How to Fix Damp Crawlspace
LESLIE: Lynn in North Carolina needs some help with a crawlspace project. What can we do for you?
LYNN: I was just wondering if you could advise me as to whether or not I could do this myself or whether I had to get a company to help me. And what it is is my basement is partially finished and partially a crawlspace. And in the crawlspace, there’s just bare dirt. And it typically doesn’t have a lot of moisture unless it’s really, really, really rainy. And I just felt – feel like I need to cover it with some sort of plastic or some sort of barrier to help keep that humidity down.
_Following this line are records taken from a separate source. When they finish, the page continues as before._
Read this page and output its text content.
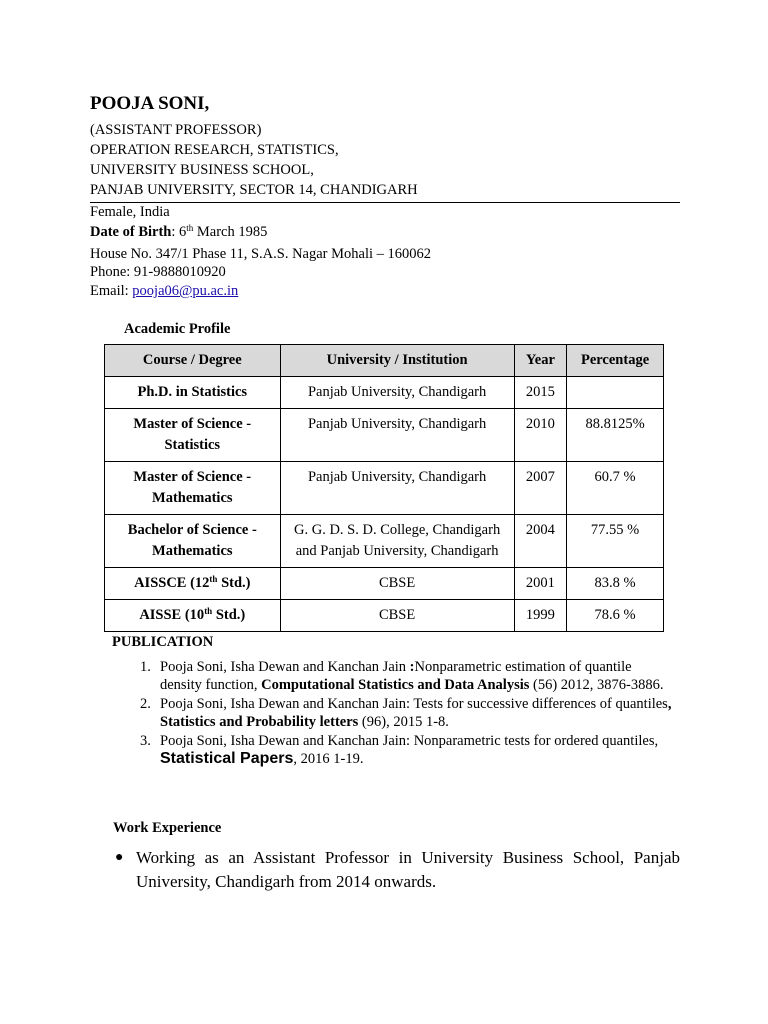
POOJA SONI,
(ASSISTANT PROFESSOR)
OPERATION RESEARCH, STATISTICS,
UNIVERSITY BUSINESS SCHOOL,
PANJAB UNIVERSITY, SECTOR 14, CHANDIGARH
Female, India
Date of Birth: 6th March 1985
House No. 347/1 Phase 11, S.A.S. Nagar Mohali – 160062
Phone: 91-9888010920
Email: pooja06@pu.ac.in
Academic Profile
Course / Degree	University / Institution	Year	Percentage
Ph.D. in Statistics	Panjab University, Chandigarh	2015	
Master of Science -
Statistics	Panjab University, Chandigarh	2010	88.8125%
Master of Science -
Mathematics	Panjab University, Chandigarh	2007	60.7 %
Bachelor of Science -
Mathematics	G. G. D. S. D. College, Chandigarh
and Panjab University, Chandigarh	2004	77.55 %
AISSCE (12th Std.)	CBSE	2001	83.8 %
AISSE (10th Std.)	CBSE	1999	78.6 %
PUBLICATION
1. Pooja Soni, Isha Dewan and Kanchan Jain :Nonparametric estimation of quantile density function, Computational Statistics and Data Analysis (56) 2012, 3876-3886.
2. Pooja Soni, Isha Dewan and Kanchan Jain: Tests for successive differences of quantiles, Statistics and Probability letters (96), 2015 1-8.
3. Pooja Soni, Isha Dewan and Kanchan Jain: Nonparametric tests for ordered quantiles, Statistical Papers, 2016 1-19.
Work Experience
● Working as an Assistant Professor in University Business School, Panjab University, Chandigarh from 2014 onwards.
TOM: You’re exactly right, Lynn, and it definitely is a project that you can do yourself as long as you can, you know, physically get into that crawlspace. But let’s start outside because the moisture does form from the outside in. You want to make sure that your gutter system is clean, that the downspouts are extended not 2 feet, which is the way they normally are, but 4 to 6 feet from the house. You really want to go through a good effort to get those downspouts at least a few feet out from the house.
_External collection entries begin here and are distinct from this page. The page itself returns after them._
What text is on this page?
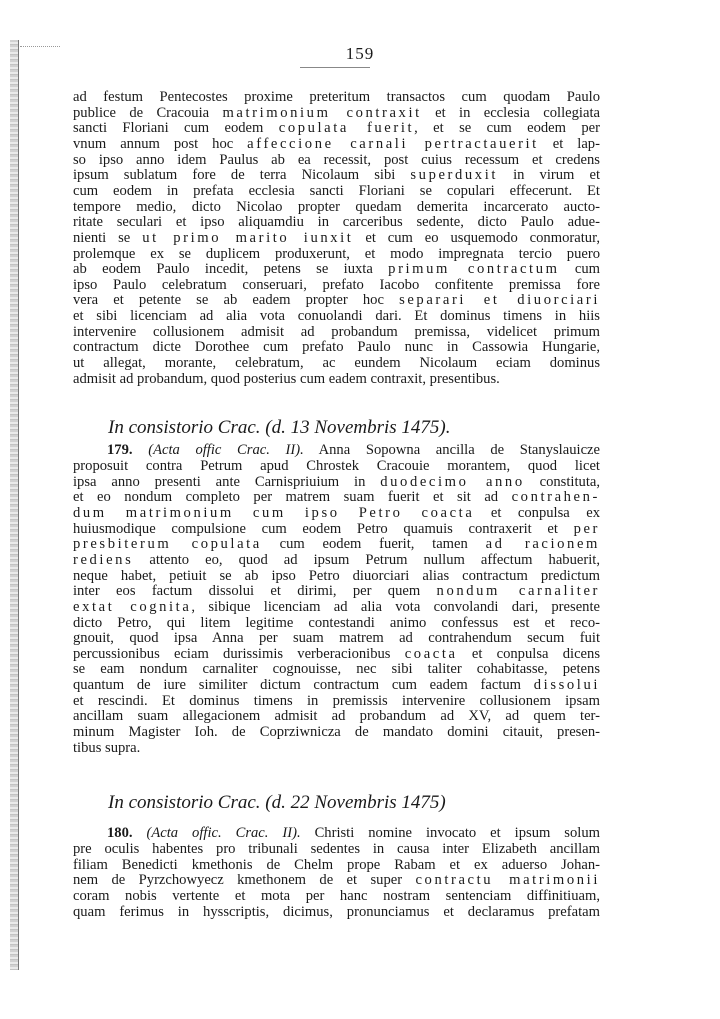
159
ad festum Pentecostes proxime preteritum transactos cum quodam Paulo
publice de Cracouia matrimonium contraxit et in ecclesia collegiata
sancti Floriani cum eodem copulata fuerit, et se cum eodem per
vnum annum post hoc affeccione carnali pertractauerit et lap-
so ipso anno idem Paulus ab ea recessit, post cuius recessum et credens
ipsum sublatum fore de terra Nicolaum sibi superduxit in virum et
cum eodem in prefata ecclesia sancti Floriani se copulari effecerunt. Et
tempore medio, dicto Nicolao propter quedam demerita incarcerato aucto-
ritate seculari et ipso aliquamdiu in carceribus sedente, dicto Paulo adue-
nienti se ut primo marito iunxit et cum eo usquemodo conmoratur,
prolemque ex se duplicem produxerunt, et modo impregnata tercio puero
ab eodem Paulo incedit, petens se iuxta primum contractum cum
ipso Paulo celebratum conseruari, prefato Iacobo confitente premissa fore
vera et petente se ab eadem propter hoc separari et diuorciari
et sibi licenciam ad alia vota conuolandi dari. Et dominus timens in hiis
intervenire collusionem admisit ad probandum premissa, videlicet primum
contractum dicte Dorothee cum prefato Paulo nunc in Cassowia Hungarie,
ut allegat, morante, celebratum, ac eundem Nicolaum eciam dominus
admisit ad probandum, quod posterius cum eadem contraxit, presentibus.
In consistorio Crac. (d. 13 Novembris 1475).
179. (Acta offic Crac. II). Anna Sopowna ancilla de Stanyslauicze
proposuit contra Petrum apud Chrostek Cracouie morantem, quod licet
ipsa anno presenti ante Carnispriuium in duodecimo anno constituta,
et eo nondum completo per matrem suam fuerit et sit ad contrahen-
dum matrimonium cum ipso Petro coacta et conpulsa ex
huiusmodique compulsione cum eodem Petro quamuis contraxerit et per
presbiterum copulata cum eodem fuerit, tamen ad racionem
rediens attento eo, quod ad ipsum Petrum nullum affectum habuerit,
neque habet, petiuit se ab ipso Petro diuorciari alias contractum predictum
inter eos factum dissolui et dirimi, per quem nondum carnaliter
extat cognita, sibique licenciam ad alia vota convolandi dari, presente
dicto Petro, qui litem legitime contestandi animo confessus est et reco-
gnouit, quod ipsa Anna per suam matrem ad contrahendum secum fuit
percussionibus eciam durissimis verberacionibus coacta et conpulsa dicens
se eam nondum carnaliter cognouisse, nec sibi taliter cohabitasse, petens
quantum de iure similiter dictum contractum cum eadem factum dissolui
et rescindi. Et dominus timens in premissis intervenire collusionem ipsam
ancillam suam allegacionem admisit ad probandum ad XV, ad quem ter-
minum Magister Ioh. de Coprziwnicza de mandato domini citauit, presen-
tibus supra.
In consistorio Crac. (d. 22 Novembris 1475)
180. (Acta offic. Crac. II). Christi nomine invocato et ipsum solum
pre oculis habentes pro tribunali sedentes in causa inter Elizabeth ancillam
filiam Benedicti kmethonis de Chelm prope Rabam et ex aduerso Johan-
nem de Pyrzchowyecz kmethonem de et super contractu matrimonii
coram nobis vertente et mota per hanc nostram sentenciam diffinitiuam,
quam ferimus in hysscriptis, dicimus, pronunciamus et declaramus prefatam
And then, thirdly, make sure the soil around the house slopes away. Those three things – gutters clean, downspouts extended and soil sloping away – do most of the work in terms of keeping those below-grade spaces dry.
Now, in terms of the crawlspace itself, what you want to do is – I typically would say rake the dirt surface so it’s nice and flat and there’s nothing in there that can kind of break through the plastic. And then what you want to do is just take some very heavy plastic, some clear plastic like Visqueen, and then start laying it down across the crawlspace-dirt surface.
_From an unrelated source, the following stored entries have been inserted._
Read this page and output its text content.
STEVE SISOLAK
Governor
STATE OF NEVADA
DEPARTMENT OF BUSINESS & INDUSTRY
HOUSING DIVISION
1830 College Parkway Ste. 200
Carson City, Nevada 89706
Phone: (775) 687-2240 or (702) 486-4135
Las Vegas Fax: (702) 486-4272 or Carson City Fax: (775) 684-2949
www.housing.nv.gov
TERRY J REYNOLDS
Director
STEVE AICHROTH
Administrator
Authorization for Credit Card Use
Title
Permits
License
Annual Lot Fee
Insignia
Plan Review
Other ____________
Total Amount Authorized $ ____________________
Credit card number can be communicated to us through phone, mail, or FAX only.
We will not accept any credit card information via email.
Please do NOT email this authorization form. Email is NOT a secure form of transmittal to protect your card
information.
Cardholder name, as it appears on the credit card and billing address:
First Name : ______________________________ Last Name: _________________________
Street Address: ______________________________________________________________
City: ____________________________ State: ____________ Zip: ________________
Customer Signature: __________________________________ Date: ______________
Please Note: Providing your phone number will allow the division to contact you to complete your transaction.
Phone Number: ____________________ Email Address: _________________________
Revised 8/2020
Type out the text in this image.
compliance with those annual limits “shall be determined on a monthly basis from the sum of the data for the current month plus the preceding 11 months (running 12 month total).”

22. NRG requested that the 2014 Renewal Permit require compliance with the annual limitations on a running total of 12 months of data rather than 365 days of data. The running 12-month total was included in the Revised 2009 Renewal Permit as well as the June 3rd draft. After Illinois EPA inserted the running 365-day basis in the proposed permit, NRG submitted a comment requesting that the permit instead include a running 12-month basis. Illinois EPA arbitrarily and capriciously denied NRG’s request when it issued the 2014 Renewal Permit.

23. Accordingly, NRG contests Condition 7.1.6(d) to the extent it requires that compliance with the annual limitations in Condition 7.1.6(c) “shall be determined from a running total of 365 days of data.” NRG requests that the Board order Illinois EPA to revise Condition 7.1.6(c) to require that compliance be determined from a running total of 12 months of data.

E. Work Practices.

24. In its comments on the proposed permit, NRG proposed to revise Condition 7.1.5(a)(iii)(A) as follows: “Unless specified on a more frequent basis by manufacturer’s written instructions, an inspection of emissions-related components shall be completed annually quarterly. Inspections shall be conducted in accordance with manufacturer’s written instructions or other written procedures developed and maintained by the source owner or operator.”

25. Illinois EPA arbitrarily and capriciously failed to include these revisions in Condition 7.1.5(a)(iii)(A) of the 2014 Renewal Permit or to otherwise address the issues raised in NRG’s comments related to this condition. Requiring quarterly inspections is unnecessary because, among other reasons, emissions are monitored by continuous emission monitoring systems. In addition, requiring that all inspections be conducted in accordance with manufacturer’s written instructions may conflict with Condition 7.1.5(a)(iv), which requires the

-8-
And you want to put it in in as few pieces as possible. And if you have to overlap it, overlap it 3 feet, alright? Because that’ll do a good job of keeping that moisture and humidity from evaporating out of that soil and then getting into the air and the basement and working its way up into your house. So it’s really as simple as that.
LYNN: OK. And any particular type of plastic or are we talking just go to Lowes or Home Depot and get …
TOM: Well, what you want to do is find a plastic that’s about 6-mil thick. It’s usually just called “reinforced polyethylene construction film” or something of that nature. It comes in rolls that are usually about 12-feet wide and about 100-feet long. No, the roll’s not 12 feet; it’s usually about 4 feet and it’s just overlapped. But you buy these big rolls and you roll it out and cut it and then unfold it. And again, get it across that whole floor surface. You can let it lay up against the wall a little bit. And then if you have to overlap it, go ahead and make sure you overlap it by about 3 feet.
LYNN: And do you pin it with something of some sort? Do you pin it with some sort of nail?
TOM: No, it just stays there by its lonesome. It’s not going to go anywhere as long as you’re not – as long as you guys don’t like to crawl up in that crawlspace a lot.
LYNN: OK.
TOM: No, it’s a really easy project to do yourself.